Se vio a sí misma como un bebé desnudo. Un viejo sacerdote ortodoxo la llevaba hasta una pila bautismal de cobre, entonando el ritual mientras caminaba. La sumergió tres veces en el agua bendita, tibia como orina. La alzó después, renacida.

Más tarde ella era un sol pequeño y el resto del Universo daba vueltas a su alrededor, lejos, fuera de su alcance.

Aunque estaba medio dormida, fueron unos momentos que recordaría hasta el final de su vida, su intervalo de pureza, cuando el compromiso y la acomodación y el engaño ya no eran necesarios.

La noche después de su retorno, Ethel salió a cenar con Petros. Fueron en el auto a un lugar especializado en comida del mar cerca de Sarasota. Un buen grupo de personas, todas parejas maduras, esperaban su turno para tener el privilegio de comer en aquel lugar.

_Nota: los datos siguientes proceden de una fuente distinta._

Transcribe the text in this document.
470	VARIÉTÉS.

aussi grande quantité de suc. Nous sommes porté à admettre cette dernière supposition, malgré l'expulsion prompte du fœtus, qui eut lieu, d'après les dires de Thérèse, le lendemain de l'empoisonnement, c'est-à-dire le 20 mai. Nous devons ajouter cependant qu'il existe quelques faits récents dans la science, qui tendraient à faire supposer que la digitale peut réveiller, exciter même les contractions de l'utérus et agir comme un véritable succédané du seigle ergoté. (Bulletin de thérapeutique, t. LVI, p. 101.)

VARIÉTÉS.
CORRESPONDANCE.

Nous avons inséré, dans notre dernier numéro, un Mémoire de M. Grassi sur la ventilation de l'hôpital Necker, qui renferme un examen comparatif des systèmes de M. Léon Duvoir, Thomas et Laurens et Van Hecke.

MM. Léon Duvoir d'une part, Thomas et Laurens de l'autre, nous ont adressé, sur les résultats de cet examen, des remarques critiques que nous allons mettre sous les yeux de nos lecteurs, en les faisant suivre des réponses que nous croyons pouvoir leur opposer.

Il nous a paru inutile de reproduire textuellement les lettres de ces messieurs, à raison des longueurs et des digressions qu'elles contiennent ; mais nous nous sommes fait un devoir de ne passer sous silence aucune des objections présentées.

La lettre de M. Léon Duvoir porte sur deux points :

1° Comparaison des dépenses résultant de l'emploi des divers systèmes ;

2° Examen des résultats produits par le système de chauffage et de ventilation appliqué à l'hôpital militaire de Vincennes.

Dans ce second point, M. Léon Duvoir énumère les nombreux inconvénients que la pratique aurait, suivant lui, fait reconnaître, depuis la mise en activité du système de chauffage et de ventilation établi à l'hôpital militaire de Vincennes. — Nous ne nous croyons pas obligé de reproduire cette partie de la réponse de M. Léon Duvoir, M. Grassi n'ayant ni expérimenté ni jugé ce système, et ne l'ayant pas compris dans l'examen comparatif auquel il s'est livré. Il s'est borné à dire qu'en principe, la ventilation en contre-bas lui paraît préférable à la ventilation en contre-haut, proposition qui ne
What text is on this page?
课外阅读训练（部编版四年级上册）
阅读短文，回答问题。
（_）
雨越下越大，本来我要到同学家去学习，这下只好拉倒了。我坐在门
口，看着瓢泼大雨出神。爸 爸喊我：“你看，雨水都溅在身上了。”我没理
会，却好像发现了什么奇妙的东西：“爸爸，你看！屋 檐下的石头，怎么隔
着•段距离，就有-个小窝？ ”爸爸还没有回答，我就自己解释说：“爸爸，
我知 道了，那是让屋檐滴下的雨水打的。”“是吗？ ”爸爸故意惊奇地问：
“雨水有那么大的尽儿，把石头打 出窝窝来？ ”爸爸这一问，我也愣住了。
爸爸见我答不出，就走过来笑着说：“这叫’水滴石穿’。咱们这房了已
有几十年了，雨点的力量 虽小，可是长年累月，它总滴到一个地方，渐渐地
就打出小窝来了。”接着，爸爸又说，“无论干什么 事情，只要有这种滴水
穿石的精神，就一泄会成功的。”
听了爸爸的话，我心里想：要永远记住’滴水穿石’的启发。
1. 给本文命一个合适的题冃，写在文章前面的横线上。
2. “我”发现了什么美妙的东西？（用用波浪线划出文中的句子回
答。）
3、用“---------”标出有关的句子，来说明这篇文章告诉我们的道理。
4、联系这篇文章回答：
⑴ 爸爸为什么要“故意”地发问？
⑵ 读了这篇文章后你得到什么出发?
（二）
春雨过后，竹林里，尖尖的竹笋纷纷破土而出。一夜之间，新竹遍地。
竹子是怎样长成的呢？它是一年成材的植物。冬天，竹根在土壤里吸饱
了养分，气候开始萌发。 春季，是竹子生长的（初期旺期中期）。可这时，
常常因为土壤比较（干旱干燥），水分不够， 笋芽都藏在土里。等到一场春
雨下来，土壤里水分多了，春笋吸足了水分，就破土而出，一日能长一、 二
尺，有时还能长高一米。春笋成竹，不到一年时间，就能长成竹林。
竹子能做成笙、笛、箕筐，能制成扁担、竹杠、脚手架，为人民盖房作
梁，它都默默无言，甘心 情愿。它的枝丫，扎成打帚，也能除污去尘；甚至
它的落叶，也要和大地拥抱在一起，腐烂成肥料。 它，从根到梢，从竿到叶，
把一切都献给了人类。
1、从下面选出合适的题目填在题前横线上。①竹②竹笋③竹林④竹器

Petros, presumiendo de su poder ante Ethel, pasó por delante de todos ellos y ocupó un compartimiento que acababa de desalojarse. La camarera que cuidaba de aquel sector asintió con la cabeza y le sonrió.

– ¿Cómo puedes salirte con la tuya? -le preguntó Ethel.

– Ella y yo -dijo señalando a la camarera- solíamos…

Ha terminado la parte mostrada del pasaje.